スポーツクラブのコーチが選手に「全員集合」とかけ声をかけるのに似ているようですが、と問えば、「だって、すぐに全員に知ってもらったほうがいい内容だったら、全員に集まってもらいます」、こうした突然の集合が教室に起きても、学習中の生徒はなんの変化もなく学習をつづけている。この教室ではよくあることなのだ。

どんなタイミングで叱正するのがいいか。「まちがいが生じたそのとき、まちがいを発見したそのとき、間をおかずに伝えるのがいちばんです。そうでなければ、注意しても聞く耳がないし、こちらも忘れたりすることがあります。」
《引用終り》

ところで、この教室では、「教える」のか「教えない」のか…

《以下引用(p168)》
生徒が甘えて解き方を求めてきたとき、アシスタントである採点者がまちがっているところを指さしなどして、ヒントを与えるようなことがあっては、先生の指導は成り立たない。こうした採点者のでしゃばりはもちろん許さない。このでしゃばりと、教室における「ちょうどの学習」を維持するアシスタントの仕事は似てはいても、まったく非なるものなのだ。

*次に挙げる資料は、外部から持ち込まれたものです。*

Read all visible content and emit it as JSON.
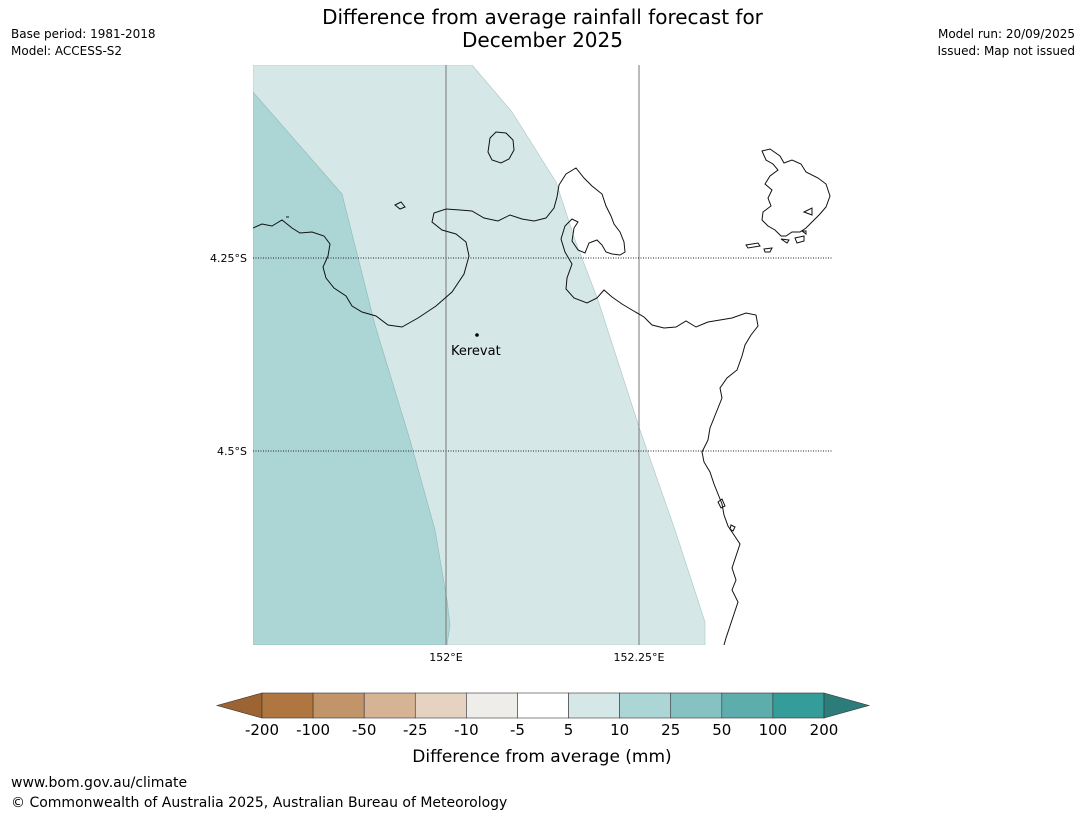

学習がスムーズに進み、教室がとどこおりなく流れること自体に意味はない。問題は生徒が学習に真剣に取り組む教室の場づくりである。ヒントを与えたり答えを教えたりすればするほど、生徒は学習に真剣さがなくなる。「できた」という最後の評価だけに気持ちが動いてしまって、教材に自分だけで向かう姿勢がゆるんでくる。

「いい?解き方やヒントを教えて、どうするの。解くのは生徒のほうでしょ。わからない問題を考えるのは生徒ですよ。まわりの大人が解き方やヒントを教えては、生徒はほんとうの勉強ができなくなりますよね。自分の力を正しく見てもらえないし、自分にあった指導ができなくなるでしょう。結局は生徒にも損ですよね。」

こうした大人同士の会話をもれ聞いた子どもは、もう二度とアシスタントに甘えることはない。子どもながらに自分でやらなければ、と思う。